Delegates vote to approve a synthesis report at the conclusion of the Synod on Synodality on Oct. 28, 2023. / Credit: Vatican Media
Vatican City, Oct 28, 2023 / 18:30 pm (CNA).
The Synod on Synodality, the monthlong assembly convened by Pope Francis at the Vatican, released its final document containing the discussion of several hot-button issues which it calls “controversial”: the idea of women deacons, optional priestly celibacy, and the accompaniment of people struggling with their gender or sexual identity.
The 42-page report, published in Italian Oct. 28, divides topics into “convergences,” “matters for consideration,” and “proposals.”
Among the proposals made by the Synod, held Oct. 4-29 at the Vatican, was the request for continued theological study of the possibility of women deacons, and for the results of such a study to be shared at the next session of the Synod on Synodality, to be held in October 2024.
For the first time in a Synod of Bishops, laypeople, including women, took part in the vote on the final document.
The document also acknowledged that there were differing views among Synod members about the possibility of a female diaconate.
It said people who feel excluded because of their sexuality or gender identity want accompaniment and for the Church to defend their dignity.
During the meeting of the 16th Ordinary Assembly of the Synod of Bishops, hundreds of delegates and other participants met to discuss issues and personal experiences in the Church, all with the goal of becoming a more synodal Church. The “synthesis” document was released at the conclusion of the monthlong meeting.
The report was voted on paragraph by paragraph by Synod delegates in the early evening on Oct. 28. While all sections received some votes of opposition, the two-thirds majority needed to include the portion in the final text was met by a wide margin in every vote.
The section of the report about the need to further study women deacons received the most opposition — 69 people voted against its inclusion in the document, while votes in favor numbered 277.

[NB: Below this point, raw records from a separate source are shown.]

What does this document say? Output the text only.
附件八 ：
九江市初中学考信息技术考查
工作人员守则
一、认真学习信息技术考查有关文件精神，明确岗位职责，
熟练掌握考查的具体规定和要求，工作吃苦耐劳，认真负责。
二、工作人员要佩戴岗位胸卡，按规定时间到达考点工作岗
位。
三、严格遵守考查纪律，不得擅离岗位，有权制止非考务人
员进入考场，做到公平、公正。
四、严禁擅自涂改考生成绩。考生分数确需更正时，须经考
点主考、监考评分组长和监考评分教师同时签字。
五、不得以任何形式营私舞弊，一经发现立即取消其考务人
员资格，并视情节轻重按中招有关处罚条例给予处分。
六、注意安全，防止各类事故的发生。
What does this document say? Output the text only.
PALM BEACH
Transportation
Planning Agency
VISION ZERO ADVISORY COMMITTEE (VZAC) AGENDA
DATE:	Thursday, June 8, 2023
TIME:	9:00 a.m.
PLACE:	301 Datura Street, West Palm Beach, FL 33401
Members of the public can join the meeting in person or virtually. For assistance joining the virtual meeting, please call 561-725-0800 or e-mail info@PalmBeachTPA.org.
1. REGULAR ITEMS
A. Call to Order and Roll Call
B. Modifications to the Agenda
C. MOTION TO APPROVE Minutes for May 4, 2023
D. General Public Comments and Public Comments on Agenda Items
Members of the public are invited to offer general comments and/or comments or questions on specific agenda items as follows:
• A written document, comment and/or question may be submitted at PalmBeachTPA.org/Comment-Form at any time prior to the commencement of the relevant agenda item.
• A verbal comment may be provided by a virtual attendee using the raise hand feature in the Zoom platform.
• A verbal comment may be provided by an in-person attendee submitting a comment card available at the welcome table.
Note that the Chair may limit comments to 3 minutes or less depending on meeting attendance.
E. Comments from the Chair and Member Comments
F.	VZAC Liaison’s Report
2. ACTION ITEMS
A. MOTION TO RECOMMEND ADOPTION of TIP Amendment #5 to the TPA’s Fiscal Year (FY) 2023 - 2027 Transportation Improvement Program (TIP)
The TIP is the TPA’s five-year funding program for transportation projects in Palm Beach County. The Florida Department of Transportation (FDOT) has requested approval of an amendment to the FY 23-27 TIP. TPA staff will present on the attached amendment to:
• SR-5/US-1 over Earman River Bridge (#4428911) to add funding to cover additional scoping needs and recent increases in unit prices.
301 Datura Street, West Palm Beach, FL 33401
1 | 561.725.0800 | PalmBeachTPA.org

In addition to asking for further theological study of the permanent diaconate and the possibility of access to the ministry by women, the Synod report proposed incorporating language more inclusive of women and women’s experiences in liturgical and other Church texts.
It asked if new ministries are needed for women, or if it is adequate to create more space for women in existing ministries. It also proposed that women with proper training be allowed to be judges in Church trials.
The report said a point of “convergence” in the assembly was that “some issues, such as those related to gender identity and sexual orientation, the end of life, difficult marital situations, and ethical issues related to artificial intelligence, are controversial not only in society but also in the Church because they raise new questions.”
It said anthropological categories are not always sufficient to cover the complexity of elements “emerging from experience or knowledge in the sciences…” and the Church should reflect and work on this “without giving in to simplifying judgments that hurt people and the Body of the Church.”
Church teaching can be “translated into appropriate pastoral initiatives,” it continued, noting that even where “further clarification is needed,” we should follow the example of Jesus.
People who feel marginalized or excluded from the Church because of their “marital situation, identity and sexuality,” the document said, “ask to be heard and accompanied, and that their dignity be defended.”
Those who feel hurt or neglected by the Church long for a place where they feel listened to and respected without fear of judgment, it said, adding that “listening is a prerequisite for walking together in search of God’s will.”
The document also said the synodal assembly is close to those who feel lonely because they have chosen to stay faithful to the Church’s teaching on marriage and sexual ethics, and Christians should listen to and accompany those who have made that commitment.
On the topic of sex abuse, the report said the Church should listen with special attention to victims of sexual, spiritual, economic, institutional, power and conscience abuse by clergy members or people in the Church.
“Authentic listening,” it said, “is a fundamental element of the journey toward healing, repentance, justice and reconciliation.”
In an apparent reference to the case of the accused abuser and former Jesuit Father Marko Rupnik, the report said “cases of abuse of various kinds against consecrated persons and members of lay associations, particularly women, signal a problem in the exercise of authority and require decisive and appropriate actions.”
The document also called for “structures and processes” to oversee the comportment of bishops on a variety of issues, including safeguarding against different forms of abuse.
The report asked whether it is necessary to maintain the discipline of priestly celibacy in the Latin rite of the Catholic Church and asked that the question be taken up again, while noting that “different assessments were expressed” on the topic.
Another proposal about the priestly ministry was to “consider, on a case-by-case and context-by-context basis, the appropriateness of including priests who have left the ministry [been laicized] in a pastoral service that values their formation and experience.”